"""add_scorer.py: your turn, write one more EVAL scorer and add it to the suite.

A scorer is a small function that takes (case, answer, trace) and returns a 3-tuple:
    (label, passed, detail)
where label is a short name, passed is True/False, and detail is a human note for failures.
Worked scorers are in ../solution/evals.py. Ideas for a new one:
  - score_no_repeat_tool: fail if the same tool was called more than N times (a loop smell)
  - score_latency_budget: fail if trace total duration is over a threshold
  - score_token_budget: fail if trace.total_tokens() exceeds a cap (cost control)

Steps:
  1. Write your scorer below.
  2. Add it to the SCORERS list (or pass scorers=[...] to run_suite).
  3. Run:  python add_scorer.py
"""

import sys, os
sys.path.insert(0, os.path.join(os.path.dirname(__file__), "..", "solution"))
import evals  # the worked harness


# TODO: write your scorer.
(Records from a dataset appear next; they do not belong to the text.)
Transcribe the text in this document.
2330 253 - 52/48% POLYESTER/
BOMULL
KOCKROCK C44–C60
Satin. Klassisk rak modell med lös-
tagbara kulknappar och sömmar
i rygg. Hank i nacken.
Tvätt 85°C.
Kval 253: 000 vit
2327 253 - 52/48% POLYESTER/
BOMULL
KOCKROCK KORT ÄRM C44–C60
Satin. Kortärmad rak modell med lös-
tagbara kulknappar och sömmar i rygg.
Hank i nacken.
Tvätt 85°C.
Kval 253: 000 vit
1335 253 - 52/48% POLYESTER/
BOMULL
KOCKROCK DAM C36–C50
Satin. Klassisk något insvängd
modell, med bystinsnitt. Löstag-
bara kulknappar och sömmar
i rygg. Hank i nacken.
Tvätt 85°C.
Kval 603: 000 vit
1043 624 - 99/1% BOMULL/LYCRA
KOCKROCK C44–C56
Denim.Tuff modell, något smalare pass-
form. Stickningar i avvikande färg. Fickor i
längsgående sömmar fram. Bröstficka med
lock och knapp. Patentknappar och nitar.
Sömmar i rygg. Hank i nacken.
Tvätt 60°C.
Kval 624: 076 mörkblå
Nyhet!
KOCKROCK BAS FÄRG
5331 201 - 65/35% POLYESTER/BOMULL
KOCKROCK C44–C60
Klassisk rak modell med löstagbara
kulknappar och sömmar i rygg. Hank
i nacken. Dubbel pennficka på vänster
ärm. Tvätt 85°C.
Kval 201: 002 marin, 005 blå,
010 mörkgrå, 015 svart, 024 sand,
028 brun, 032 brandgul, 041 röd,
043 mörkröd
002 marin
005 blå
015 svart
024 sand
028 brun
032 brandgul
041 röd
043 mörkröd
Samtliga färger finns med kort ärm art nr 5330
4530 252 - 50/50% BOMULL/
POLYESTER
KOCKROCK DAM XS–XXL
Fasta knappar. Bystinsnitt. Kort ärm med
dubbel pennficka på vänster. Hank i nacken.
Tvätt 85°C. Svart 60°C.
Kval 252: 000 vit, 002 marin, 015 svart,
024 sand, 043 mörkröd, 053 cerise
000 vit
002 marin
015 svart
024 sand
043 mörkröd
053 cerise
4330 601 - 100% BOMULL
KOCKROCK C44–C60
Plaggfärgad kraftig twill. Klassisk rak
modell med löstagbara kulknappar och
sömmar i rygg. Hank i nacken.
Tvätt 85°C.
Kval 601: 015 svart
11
It receives the test case, the agent's answer, and the Trace.
def score_token_budget(case, answer, trace):
    cap = case.get("max_tokens", 5000)
    used = trace.total_tokens()
    return ("token_budget", used <= cap, f"used {used} tokens, cap {cap}")


if __name__ == "__main__":
    # Run the standard suite with your extra scorer appended.
    my_scorers = evals.SCORERS + [score_token_budget]
    evals.run_suite(scorers=my_scorers)
    # Tip: compare the scorecard to ../solution/evals.py running without your scorer.